SPARQL 1.1 entailment regimes and query with FROM clause

倾然丶 夕夏残阳落幕 提交于 2019-12-05 18:44:52

Your second query only returns only book1 because in Sesame's RDFS inferencer, entailed statements are inserted in the default graph, not in the named graph(s) from which the premises for the entailment come. So the entailed results are simply not present in the graph you are querying.

The reason for this design choice is at least partly historic, as the Sesame RDFS inference engine predates the W3C notion of entailment regimes.
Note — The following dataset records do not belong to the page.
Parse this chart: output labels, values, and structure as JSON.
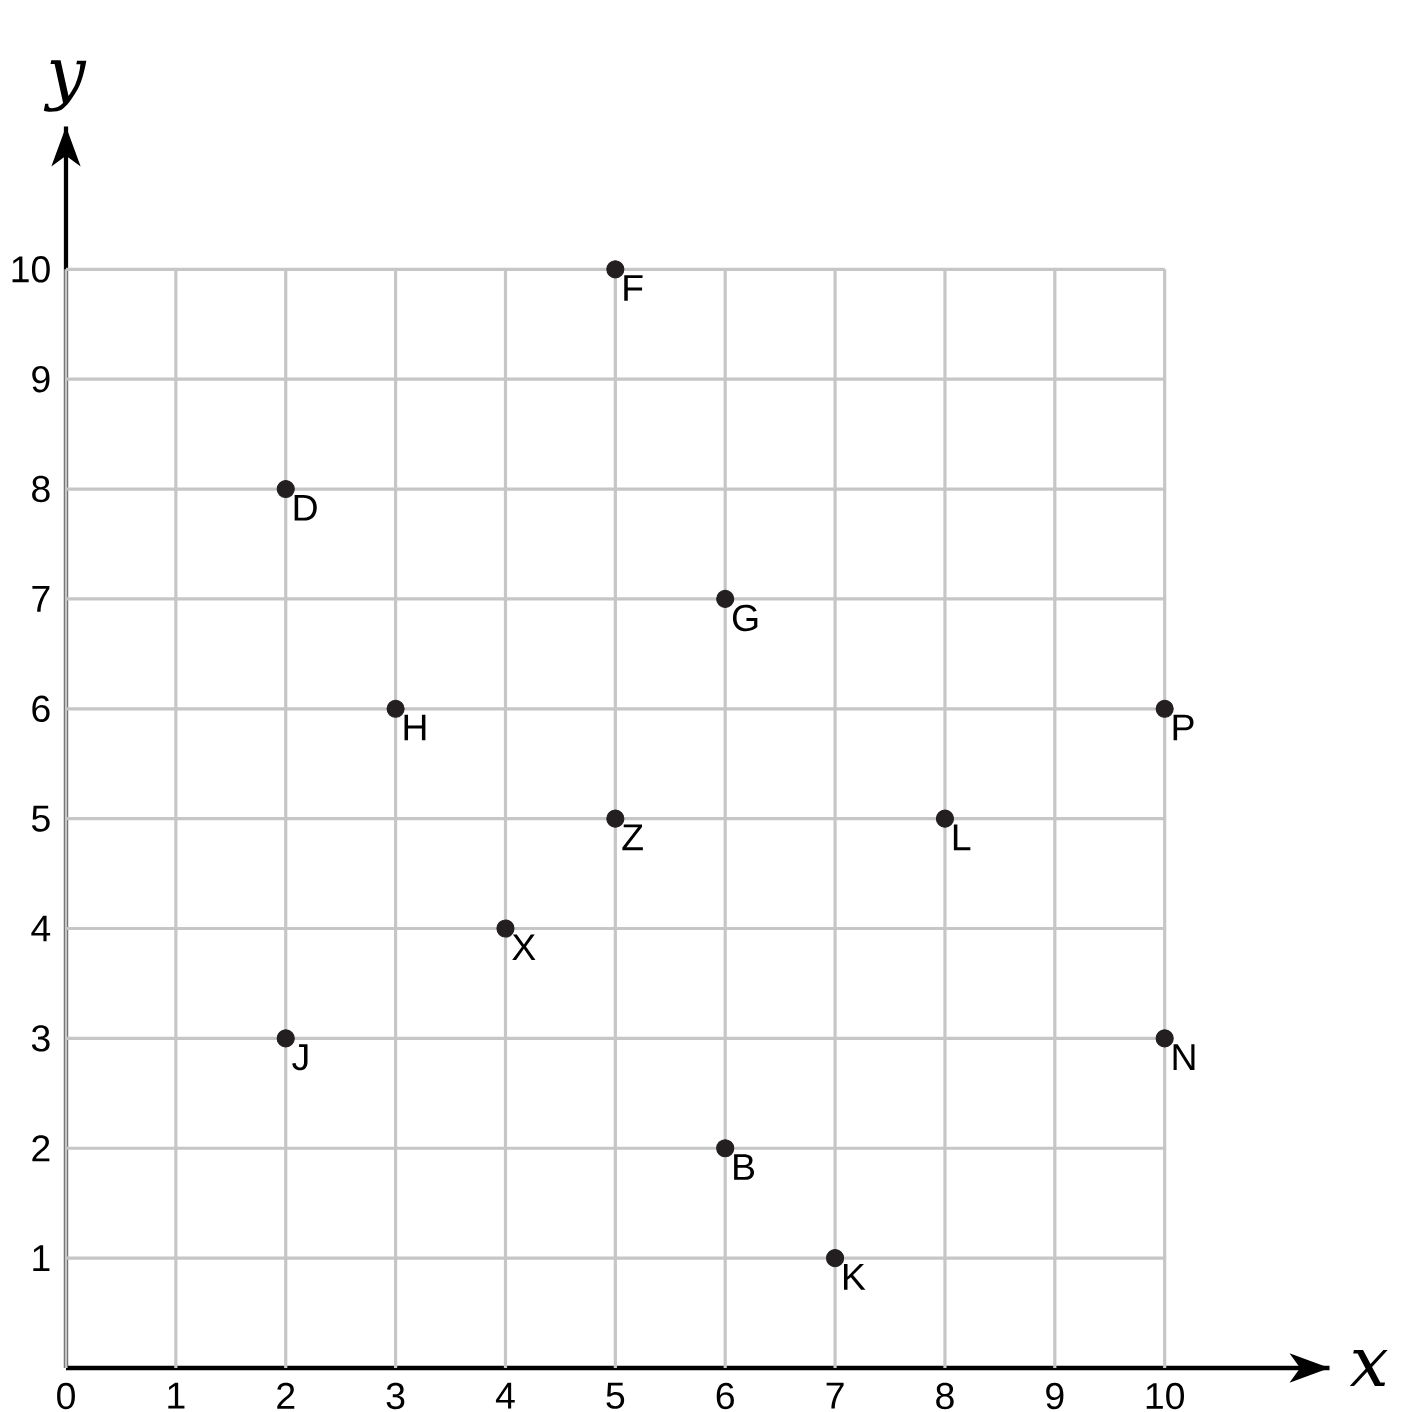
{
  "chart_data": {
    "type": "scatter",
    "xlabel": "x",
    "ylabel": "y",
    "x": [
      5,
      2,
      6,
      3,
      10,
      5,
      8,
      4,
      2,
      10,
      6,
      7
    ],
    "values": [
      10,
      8,
      7,
      6,
      6,
      5,
      5,
      4,
      3,
      3,
      2,
      1
    ],
    "color": "#231f20",
    "marker": "circle",
    "grid": true,
    "xlim": [
      0,
      11.5
    ],
    "ylim": [
      0,
      11.3
    ],
    "xticks": [
      0,
      1,
      2,
      3,
      4,
      5,
      6,
      7,
      8,
      9,
      10
    ],
    "yticks": [
      1,
      2,
      3,
      4,
      5,
      6,
      7,
      8,
      9,
      10
    ],
    "annotations": [
      {
        "text": "F",
        "x": 5,
        "y": 10
      },
      {
        "text": "D",
        "x": 2,
        "y": 8
      },
      {
        "text": "G",
        "x": 6,
        "y": 7
      },
      {
        "text": "H",
        "x": 3,
        "y": 6
      },
      {
        "text": "P",
        "x": 10,
        "y": 6
      },
      {
        "text": "Z",
        "x": 5,
        "y": 5
      },
      {
        "text": "L",
        "x": 8,
        "y": 5
      },
      {
        "text": "X",
        "x": 4,
        "y": 4
      },
      {
        "text": "J",
        "x": 2,
        "y": 3
      },
      {
        "text": "N",
        "x": 10,
        "y": 3
      },
      {
        "text": "B",
        "x": 6,
        "y": 2
      },
      {
        "text": "K",
        "x": 7,
        "y": 1
      }
    ]
  }
}
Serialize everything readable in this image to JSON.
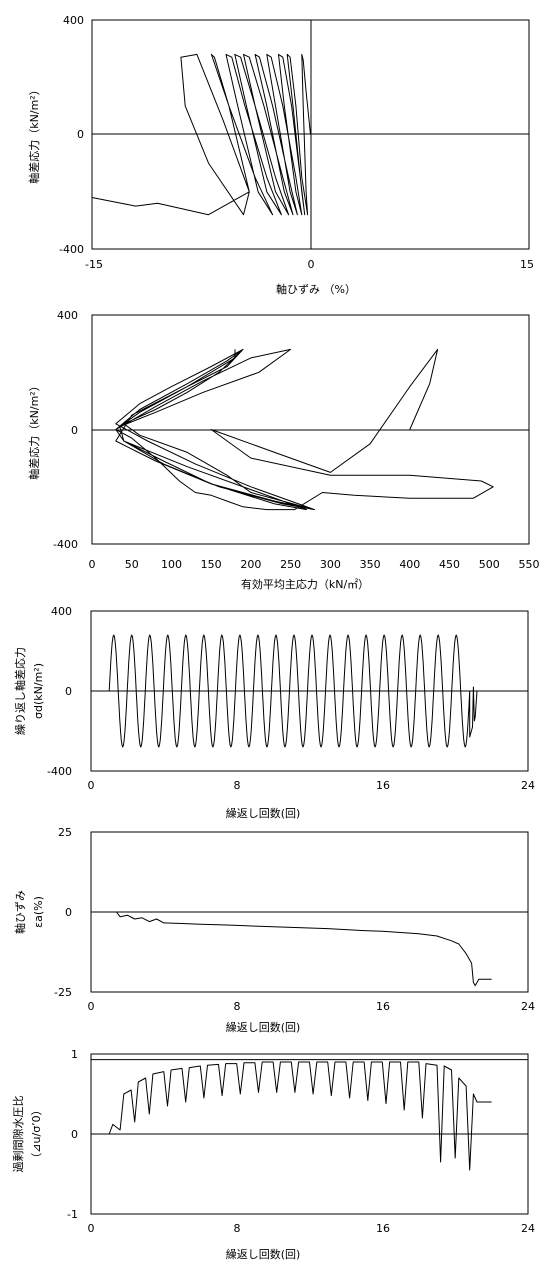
{
  "chart_data": [
    {
      "id": "p1",
      "type": "line",
      "title": "",
      "xlabel": "軸ひずみ （%）",
      "ylabel": "軸差応力（kN/m²）",
      "xlim": [
        -15,
        15
      ],
      "ylim": [
        -400,
        400
      ],
      "x_ticks": [
        "-15",
        "0",
        "15"
      ],
      "y_ticks": [
        "400",
        "0",
        "-400"
      ],
      "grid": false,
      "series": [
        {
          "x": [
            0,
            -0.3,
            -0.5,
            -0.6,
            -0.5,
            -0.3,
            -0.2,
            -0.6,
            -1.0,
            -1.4,
            -1.6,
            -1.2,
            -0.6,
            -0.4,
            -0.7,
            -1.3,
            -1.9,
            -2.2,
            -1.8,
            -1.0,
            -0.6,
            -1.0,
            -1.9,
            -2.7,
            -3.0,
            -2.4,
            -1.4,
            -0.9,
            -1.5,
            -2.6,
            -3.5,
            -3.8,
            -3.0,
            -1.8,
            -1.2,
            -1.9,
            -3.2,
            -4.2,
            -4.6,
            -3.8,
            -2.4,
            -1.5,
            -2.4,
            -3.8,
            -4.8,
            -5.2,
            -4.4,
            -3.0,
            -2.0,
            -3.0,
            -4.5,
            -5.4,
            -5.8,
            -5.0,
            -3.6,
            -2.6,
            -3.8,
            -5.6,
            -6.6,
            -6.8,
            -5.6,
            -4.2,
            -4.6,
            -7.0,
            -8.6,
            -8.9,
            -7.8,
            -6.0,
            -4.2,
            -7.0,
            -10.5,
            -12.0,
            -13.0,
            -15.0
          ],
          "y": [
            0,
            150,
            260,
            280,
            100,
            -200,
            -280,
            -150,
            100,
            270,
            280,
            100,
            -200,
            -280,
            -150,
            100,
            270,
            280,
            100,
            -200,
            -280,
            -150,
            100,
            270,
            280,
            100,
            -200,
            -280,
            -150,
            100,
            270,
            280,
            100,
            -200,
            -280,
            -150,
            100,
            270,
            280,
            100,
            -200,
            -280,
            -150,
            100,
            270,
            280,
            100,
            -200,
            -280,
            -150,
            100,
            270,
            280,
            100,
            -200,
            -280,
            -150,
            100,
            270,
            280,
            100,
            -200,
            -280,
            -100,
            100,
            270,
            280,
            50,
            -200,
            -280,
            -240,
            -250,
            -240,
            -220
          ]
        }
      ]
    },
    {
      "id": "p2",
      "type": "line",
      "title": "",
      "xlabel": "有効平均主応力（kN/㎡）",
      "ylabel": "軸差応力（kN/m²）",
      "xlim": [
        0,
        550
      ],
      "ylim": [
        -400,
        400
      ],
      "x_ticks": [
        "0",
        "50",
        "100",
        "150",
        "200",
        "250",
        "300",
        "350",
        "400",
        "450",
        "500",
        "550"
      ],
      "y_ticks": [
        "400",
        "0",
        "-400"
      ],
      "grid": false,
      "series": [
        {
          "x": [
            400,
            425,
            435,
            400,
            350,
            300,
            250,
            200,
            150,
            200,
            300,
            400,
            490,
            505,
            480,
            400,
            330,
            290,
            255,
            220,
            190,
            170,
            150,
            130,
            110,
            80,
            50,
            30,
            60,
            120,
            170,
            190,
            160,
            120,
            80,
            40,
            60,
            120,
            170,
            200,
            280,
            240,
            160,
            90,
            40,
            30,
            60,
            120,
            170,
            190,
            150,
            100,
            60,
            30,
            70,
            130,
            200,
            260,
            280,
            230,
            150,
            90,
            40,
            30,
            80,
            140,
            200,
            250,
            210,
            140,
            80,
            35,
            40,
            120,
            200,
            270,
            230,
            150,
            80,
            30,
            50,
            120,
            180,
            180
          ],
          "y": [
            0,
            160,
            280,
            150,
            -50,
            -150,
            -100,
            -50,
            0,
            -100,
            -160,
            -160,
            -180,
            -200,
            -240,
            -240,
            -230,
            -220,
            -280,
            -280,
            -270,
            -250,
            -230,
            -220,
            -180,
            -100,
            -30,
            0,
            60,
            150,
            220,
            280,
            200,
            130,
            70,
            20,
            -20,
            -80,
            -160,
            -220,
            -280,
            -260,
            -200,
            -120,
            -40,
            0,
            70,
            160,
            240,
            280,
            220,
            150,
            90,
            20,
            -40,
            -120,
            -200,
            -260,
            -280,
            -250,
            -190,
            -110,
            -40,
            0,
            80,
            170,
            250,
            280,
            200,
            130,
            60,
            10,
            -40,
            -130,
            -210,
            -280,
            -260,
            -190,
            -110,
            -40,
            50,
            150,
            250,
            280
          ]
        }
      ]
    },
    {
      "id": "p3",
      "type": "line",
      "title": "",
      "xlabel": "繰返し回数(回)",
      "ylabel_line1": "繰り返し軸差応力",
      "ylabel_line2": "σd(kN/m²)",
      "xlim": [
        0,
        24
      ],
      "ylim": [
        -400,
        400
      ],
      "x_ticks": [
        "0",
        "8",
        "16",
        "24"
      ],
      "y_ticks": [
        "400",
        "0",
        "-400"
      ],
      "grid": false,
      "cycles": 20,
      "amplitude": 280,
      "start": 1.0,
      "end_x": 20.8,
      "tail": [
        [
          20.8,
          -230
        ],
        [
          20.95,
          -180
        ],
        [
          21.0,
          20
        ],
        [
          21.05,
          -150
        ],
        [
          21.1,
          -130
        ],
        [
          21.2,
          0
        ],
        [
          22.0,
          0
        ]
      ]
    },
    {
      "id": "p4",
      "type": "line",
      "title": "",
      "xlabel": "繰返し回数(回)",
      "ylabel_line1": "軸ひずみ",
      "ylabel_line2": "εa(%)",
      "xlim": [
        0,
        24
      ],
      "ylim": [
        -25,
        25
      ],
      "x_ticks": [
        "0",
        "8",
        "16",
        "24"
      ],
      "y_ticks": [
        "25",
        "0",
        "-25"
      ],
      "grid": false,
      "points": [
        [
          0,
          0
        ],
        [
          1.4,
          0
        ],
        [
          1.6,
          -1.5
        ],
        [
          2.0,
          -1.0
        ],
        [
          2.4,
          -2.2
        ],
        [
          2.8,
          -1.8
        ],
        [
          3.2,
          -3.0
        ],
        [
          3.6,
          -2.2
        ],
        [
          4.0,
          -3.4
        ],
        [
          5.0,
          -3.6
        ],
        [
          6.0,
          -3.8
        ],
        [
          7.0,
          -4.0
        ],
        [
          8.0,
          -4.2
        ],
        [
          9.0,
          -4.4
        ],
        [
          10.0,
          -4.6
        ],
        [
          11.0,
          -4.8
        ],
        [
          12.0,
          -5.0
        ],
        [
          13.0,
          -5.2
        ],
        [
          14.0,
          -5.5
        ],
        [
          15.0,
          -5.8
        ],
        [
          16.0,
          -6.0
        ],
        [
          17.0,
          -6.4
        ],
        [
          18.0,
          -6.8
        ],
        [
          19.0,
          -7.5
        ],
        [
          19.8,
          -9.0
        ],
        [
          20.2,
          -10.0
        ],
        [
          20.6,
          -13.0
        ],
        [
          20.9,
          -16.0
        ],
        [
          21.0,
          -22.0
        ],
        [
          21.1,
          -23.0
        ],
        [
          21.3,
          -21.0
        ],
        [
          22.0,
          -21.0
        ]
      ]
    },
    {
      "id": "p5",
      "type": "line",
      "title": "",
      "xlabel": "繰返し回数(回)",
      "ylabel_line1": "過剰間隙水圧比",
      "ylabel_line2": "（⊿u/σ’0）",
      "xlim": [
        0,
        24
      ],
      "ylim": [
        -1,
        1
      ],
      "x_ticks": [
        "0",
        "8",
        "16",
        "24"
      ],
      "y_ticks": [
        "1",
        "0",
        "-1"
      ],
      "grid": false,
      "reference_line": 0.93,
      "points": [
        [
          0,
          0
        ],
        [
          1.0,
          0
        ],
        [
          1.2,
          0.12
        ],
        [
          1.6,
          0.05
        ],
        [
          1.8,
          0.5
        ],
        [
          2.2,
          0.55
        ],
        [
          2.4,
          0.15
        ],
        [
          2.6,
          0.65
        ],
        [
          3.0,
          0.7
        ],
        [
          3.2,
          0.25
        ],
        [
          3.4,
          0.75
        ],
        [
          4.0,
          0.78
        ],
        [
          4.2,
          0.35
        ],
        [
          4.4,
          0.8
        ],
        [
          5.0,
          0.82
        ],
        [
          5.2,
          0.4
        ],
        [
          5.4,
          0.83
        ],
        [
          6.0,
          0.85
        ],
        [
          6.2,
          0.45
        ],
        [
          6.4,
          0.86
        ],
        [
          7.0,
          0.87
        ],
        [
          7.2,
          0.48
        ],
        [
          7.4,
          0.88
        ],
        [
          8.0,
          0.88
        ],
        [
          8.2,
          0.5
        ],
        [
          8.4,
          0.89
        ],
        [
          9.0,
          0.89
        ],
        [
          9.2,
          0.52
        ],
        [
          9.4,
          0.9
        ],
        [
          10.0,
          0.9
        ],
        [
          10.2,
          0.52
        ],
        [
          10.4,
          0.9
        ],
        [
          11.0,
          0.9
        ],
        [
          11.2,
          0.52
        ],
        [
          11.4,
          0.9
        ],
        [
          12.0,
          0.9
        ],
        [
          12.2,
          0.5
        ],
        [
          12.4,
          0.9
        ],
        [
          13.0,
          0.9
        ],
        [
          13.2,
          0.48
        ],
        [
          13.4,
          0.9
        ],
        [
          14.0,
          0.9
        ],
        [
          14.2,
          0.45
        ],
        [
          14.4,
          0.9
        ],
        [
          15.0,
          0.9
        ],
        [
          15.2,
          0.42
        ],
        [
          15.4,
          0.9
        ],
        [
          16.0,
          0.9
        ],
        [
          16.2,
          0.38
        ],
        [
          16.4,
          0.9
        ],
        [
          17.0,
          0.9
        ],
        [
          17.2,
          0.3
        ],
        [
          17.4,
          0.9
        ],
        [
          18.0,
          0.9
        ],
        [
          18.2,
          0.2
        ],
        [
          18.4,
          0.88
        ],
        [
          19.0,
          0.86
        ],
        [
          19.2,
          -0.35
        ],
        [
          19.4,
          0.85
        ],
        [
          19.8,
          0.8
        ],
        [
          20.0,
          -0.3
        ],
        [
          20.2,
          0.7
        ],
        [
          20.6,
          0.6
        ],
        [
          20.8,
          -0.45
        ],
        [
          21.0,
          0.5
        ],
        [
          21.2,
          0.4
        ],
        [
          22.0,
          0.4
        ]
      ]
    }
  ]
}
The rationale at the time was that in the case of inferencing over several named graphs (where e.g. one premise comes from graph A and another from B), insertion in the default graph (rather than in either A, or B, or both) was simplest with the least amount for confusion.

Sesame currently does not explicitly support the W3C entailment regimes specification. However, if you feel that a simple improvement would be possible to make it more compatible, by all means log a feature request.

(disclosure: Sesame developer)

What exactly is in the default graph isn't specified by the SPARQL 1.1 standard. In particular, see 13.1 Examples of RDF Datasets which mentions that:

The definition of RDF Dataset does not restrict the relationships of named and default graphs. Information can be repeated in different graphs; relationships between graphs can be exposed. Two useful arrangements are:

  • to have information in the default graph that includes provenance information about the named graphs
  • to include the information in the named graphs in the default graph as well.

However, by using FROM clauses to specify which graph should be the default graph, or by using multiple FROM clauses to specify which graphs should be merged to be the default graph.

That's all concerning the default graph. The active graph is another term you'll see in the SPARQL 1.1 spec:

The graph that is used for matching a basic graph pattern is the active graph. In the previous sections, all queries have been shown executed against a single graph, the default graph of an RDF dataset as the active graph. The GRAPH keyword is used to make the active graph one of all of the named graphs in the dataset for part of the query.

So, you can use from (possible multiple times) to control the default graph, and thereby the initial active graph, and then graph { … } within a query to change the active graph.